One of the most fascinating outcomes of the program was the authenticity and vulnerability of the adult mentors. One colleague shared her story of coming to New Jersey from Chile with her family. She reflected on being the only girl in her elementary school class who did not speak English. She had a desire to communicate with the other students and was frustrated as a child because she was not able to verbally share with other kids. Many of the young women in the Leadership Institute were able to relate, and that led to a richer experience for mentor and mentees.
In the years since running that program, we have asked the men and women in our business resource group what they are interested in doing for our community. This initial program sparked creativity and touched on a desire that already existed; people simply needed to see an example of how to carry out this type of initiative. We have since strategized and executed programs around financial empowerment, workplace readiness and United Nations Sustainable Development Goals. Our purpose has been to organize around a common goal with measurable performance indicators for ourselves and those we support.

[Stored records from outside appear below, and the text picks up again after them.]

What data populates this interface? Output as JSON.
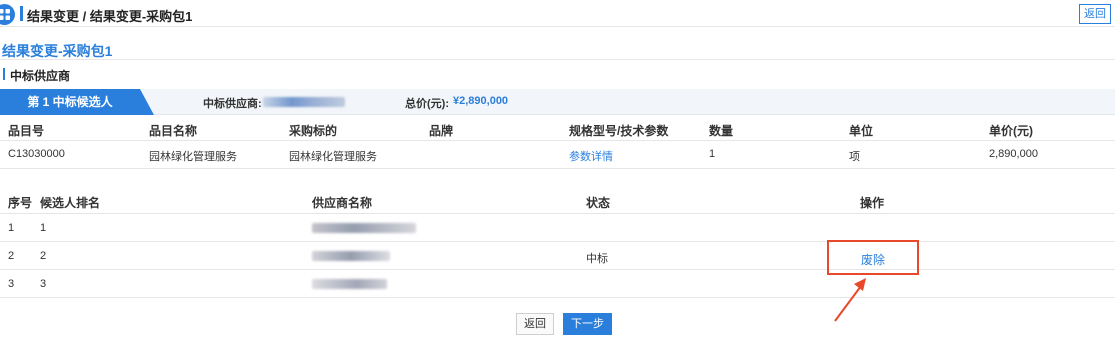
{
  "header": {
    "breadcrumb": "结果变更 / 结果变更-采购包1",
    "back_label": "返回",
    "menu_icon": "grid-icon"
  },
  "page_title": "结果变更-采购包1",
  "section_title": "中标供应商",
  "candidate_bar": {
    "tab_label": "第 1 中标候选人",
    "winner_label": "中标供应商:",
    "price_label": "总价(元):",
    "price_value": "¥2,890,000"
  },
  "items": {
    "headers": [
      "品目号",
      "品目名称",
      "采购标的",
      "品牌",
      "规格型号/技术参数",
      "数量",
      "单位",
      "单价(元)"
    ],
    "rows": [
      {
        "code": "C13030000",
        "name": "园林绿化管理服务",
        "subject": "园林绿化管理服务",
        "brand": "",
        "spec": "参数详情",
        "qty": "1",
        "unit": "项",
        "price": "2,890,000"
      }
    ]
  },
  "candidates": {
    "headers": [
      "序号",
      "候选人排名",
      "供应商名称",
      "状态",
      "操作"
    ],
    "rows": [
      {
        "seq": "1",
        "rank": "1",
        "status": "",
        "action": ""
      },
      {
        "seq": "2",
        "rank": "2",
        "status": "中标",
        "action": "废除"
      },
      {
        "seq": "3",
        "rank": "3",
        "status": "",
        "action": ""
      }
    ]
  },
  "footer": {
    "back_label": "返回",
    "next_label": "下一步"
  },
  "colors": {
    "accent": "#2a7fdc",
    "highlight": "#e8492b"
  }
}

Shawn Askinosie believes that if we do not intertwine service and profit while creating a meaningful workplace for our colleagues, then our economies and products will suffer. Managers and entrepreneurs can work to understand what gets their colleagues excited about their work and how the business can bring its products and services to market to improve the lives of others. From this foundation, we can create a mission that excites us and integrates the best of what we deliver to market with a desire to make our environments better—both inside and outside the organization.